Workshops

Ann introduces the fundamentals of oil painting with particular focus on seeing and depicting value, color, and form. Her classes begin with an overview of materials and techniques: color mixing, brush care, palette maintenance, medium usage and studio safety. Class may include field trips to help students better understand concepts, composition, and the diffusion of light. Students receive one-on-one instruction as well as group demonstrations. Through daily class discussions, students build on the fundamentals of classical training, allowing them to bring their vision to fruition.

Bio


Ann Ekstrom is a Fort Worth painter from a family of artists – raised in the art-oriented household of her mother, the late painter and printmaker, Beth Lea Clardy. She earned a B.FA. degree from Texas Christian University, and received additional academic training at the University of Texas at Austin and the Pennsylvania Academy of Fine Arts in Philadelphia. Ekstrom’s interests and versatility range from printmaking to watercolor painting to large-scale oils. Her 72-foot painting, Hints of a Life, is permanently installed at Tarrant County College, Southeast Campus.
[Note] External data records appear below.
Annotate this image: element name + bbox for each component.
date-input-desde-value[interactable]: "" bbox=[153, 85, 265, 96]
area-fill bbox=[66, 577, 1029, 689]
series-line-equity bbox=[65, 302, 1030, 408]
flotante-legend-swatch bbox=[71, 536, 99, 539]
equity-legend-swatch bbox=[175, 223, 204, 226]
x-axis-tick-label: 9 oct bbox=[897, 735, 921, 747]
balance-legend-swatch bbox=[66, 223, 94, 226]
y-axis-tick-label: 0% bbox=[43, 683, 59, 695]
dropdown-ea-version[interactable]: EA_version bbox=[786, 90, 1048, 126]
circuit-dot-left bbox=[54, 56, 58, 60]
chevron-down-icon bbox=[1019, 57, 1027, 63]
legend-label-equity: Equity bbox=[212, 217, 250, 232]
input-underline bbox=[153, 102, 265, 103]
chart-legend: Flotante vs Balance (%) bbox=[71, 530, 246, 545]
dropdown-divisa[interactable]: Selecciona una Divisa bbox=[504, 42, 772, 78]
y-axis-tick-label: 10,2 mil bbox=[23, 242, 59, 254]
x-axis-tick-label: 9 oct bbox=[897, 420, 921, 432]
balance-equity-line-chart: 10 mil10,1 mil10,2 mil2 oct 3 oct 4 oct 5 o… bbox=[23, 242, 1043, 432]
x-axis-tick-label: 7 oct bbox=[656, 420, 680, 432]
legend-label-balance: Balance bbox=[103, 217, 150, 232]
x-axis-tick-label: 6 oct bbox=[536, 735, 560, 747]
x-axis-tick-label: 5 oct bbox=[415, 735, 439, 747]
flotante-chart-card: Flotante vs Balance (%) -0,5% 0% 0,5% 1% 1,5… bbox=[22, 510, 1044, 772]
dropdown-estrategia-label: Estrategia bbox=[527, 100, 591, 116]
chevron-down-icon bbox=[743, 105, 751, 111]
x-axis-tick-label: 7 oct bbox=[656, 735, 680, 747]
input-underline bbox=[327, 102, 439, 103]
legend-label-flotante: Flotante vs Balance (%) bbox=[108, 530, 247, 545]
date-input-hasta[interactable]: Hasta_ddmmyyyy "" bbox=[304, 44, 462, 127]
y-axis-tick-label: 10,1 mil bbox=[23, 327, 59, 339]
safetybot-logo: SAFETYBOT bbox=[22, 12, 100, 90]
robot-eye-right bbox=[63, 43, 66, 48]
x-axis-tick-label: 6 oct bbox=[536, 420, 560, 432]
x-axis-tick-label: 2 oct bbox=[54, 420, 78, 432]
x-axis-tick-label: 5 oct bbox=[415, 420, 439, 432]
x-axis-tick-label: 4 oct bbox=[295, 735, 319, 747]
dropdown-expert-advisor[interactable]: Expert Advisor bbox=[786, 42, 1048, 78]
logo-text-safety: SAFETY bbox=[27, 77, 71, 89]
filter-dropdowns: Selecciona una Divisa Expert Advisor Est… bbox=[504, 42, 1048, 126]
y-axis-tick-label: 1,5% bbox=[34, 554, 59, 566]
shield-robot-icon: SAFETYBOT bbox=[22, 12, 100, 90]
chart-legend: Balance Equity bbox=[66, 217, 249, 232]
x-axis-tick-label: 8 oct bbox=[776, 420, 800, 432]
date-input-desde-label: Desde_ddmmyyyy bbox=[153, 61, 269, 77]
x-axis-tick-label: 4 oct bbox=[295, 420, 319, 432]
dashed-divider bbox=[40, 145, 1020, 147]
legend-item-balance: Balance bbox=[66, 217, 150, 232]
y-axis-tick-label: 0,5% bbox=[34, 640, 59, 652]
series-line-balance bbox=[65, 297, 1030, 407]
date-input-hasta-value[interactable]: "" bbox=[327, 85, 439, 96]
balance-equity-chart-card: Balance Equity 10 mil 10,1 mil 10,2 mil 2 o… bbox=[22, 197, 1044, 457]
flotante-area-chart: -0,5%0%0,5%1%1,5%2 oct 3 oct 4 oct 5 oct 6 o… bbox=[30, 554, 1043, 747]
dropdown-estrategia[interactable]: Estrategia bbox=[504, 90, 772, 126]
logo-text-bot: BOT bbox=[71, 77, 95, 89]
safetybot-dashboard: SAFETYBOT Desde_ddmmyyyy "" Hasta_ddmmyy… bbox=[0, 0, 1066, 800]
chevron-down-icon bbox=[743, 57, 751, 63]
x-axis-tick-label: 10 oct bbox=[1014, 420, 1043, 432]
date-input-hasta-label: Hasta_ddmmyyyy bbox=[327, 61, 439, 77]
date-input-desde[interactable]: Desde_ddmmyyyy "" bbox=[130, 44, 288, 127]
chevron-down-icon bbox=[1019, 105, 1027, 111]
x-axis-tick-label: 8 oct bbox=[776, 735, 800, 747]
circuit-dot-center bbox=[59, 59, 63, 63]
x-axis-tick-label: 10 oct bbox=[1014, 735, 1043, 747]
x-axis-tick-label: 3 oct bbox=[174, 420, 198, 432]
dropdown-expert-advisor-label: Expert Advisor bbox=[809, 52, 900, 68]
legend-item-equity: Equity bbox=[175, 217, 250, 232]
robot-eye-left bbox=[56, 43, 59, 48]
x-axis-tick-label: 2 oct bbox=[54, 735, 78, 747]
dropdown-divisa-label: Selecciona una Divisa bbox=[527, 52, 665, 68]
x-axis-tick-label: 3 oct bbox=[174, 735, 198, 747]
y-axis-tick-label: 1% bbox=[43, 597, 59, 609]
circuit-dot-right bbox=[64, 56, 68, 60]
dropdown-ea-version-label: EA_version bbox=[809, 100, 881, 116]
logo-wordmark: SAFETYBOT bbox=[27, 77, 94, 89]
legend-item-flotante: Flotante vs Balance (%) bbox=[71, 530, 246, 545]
Her paintings are included in corporate and private collections across North Texas. Ekstrom is a popular Fort Worth lecturer and has been featured in the Kimbell Art Museum’s program “The Artist’s Eye.” In addition to studio work, Ekstrom currently works as a painting instructor for Texas Christian University’s Extended Education program. She was recently selected by the office of Fort Worth Public Art for a project at Penrose and W. Vickerin the neighborhood now officially known as “Bomber Heights.” Ekstrom is a long-time promoter of Art in the Metroplex; a steering committee member of EASL (Emergency Artists’ Support League), and was recently a member of the Exhibition Advisory Panel of the Fort Worth Community Arts Center. 

Ann Ekstrom’s paintings are a lot like looking into a drawer full of vintage bakelite and celluloid buttons, pins, baubles and beads – just magnified to a grand scale. She preserves pieces of costume jewelry, tiny toys, highly collectible forms of wearable art and other odd bits of ephemera by enlarging them on canvas, then expertly combines these objects for creative and unusual still lifes, giving her subjects a new life of their own. Her highly trained eye for color, pattern and texture is evident in her meticulous arrangements of small objects. Her paintings beg to be examined to fully absorb the delicate nuances in story telling. Expertly controlled, her palette, her shading technique and understanding of light and form make even her small canvases take on a presence of their own.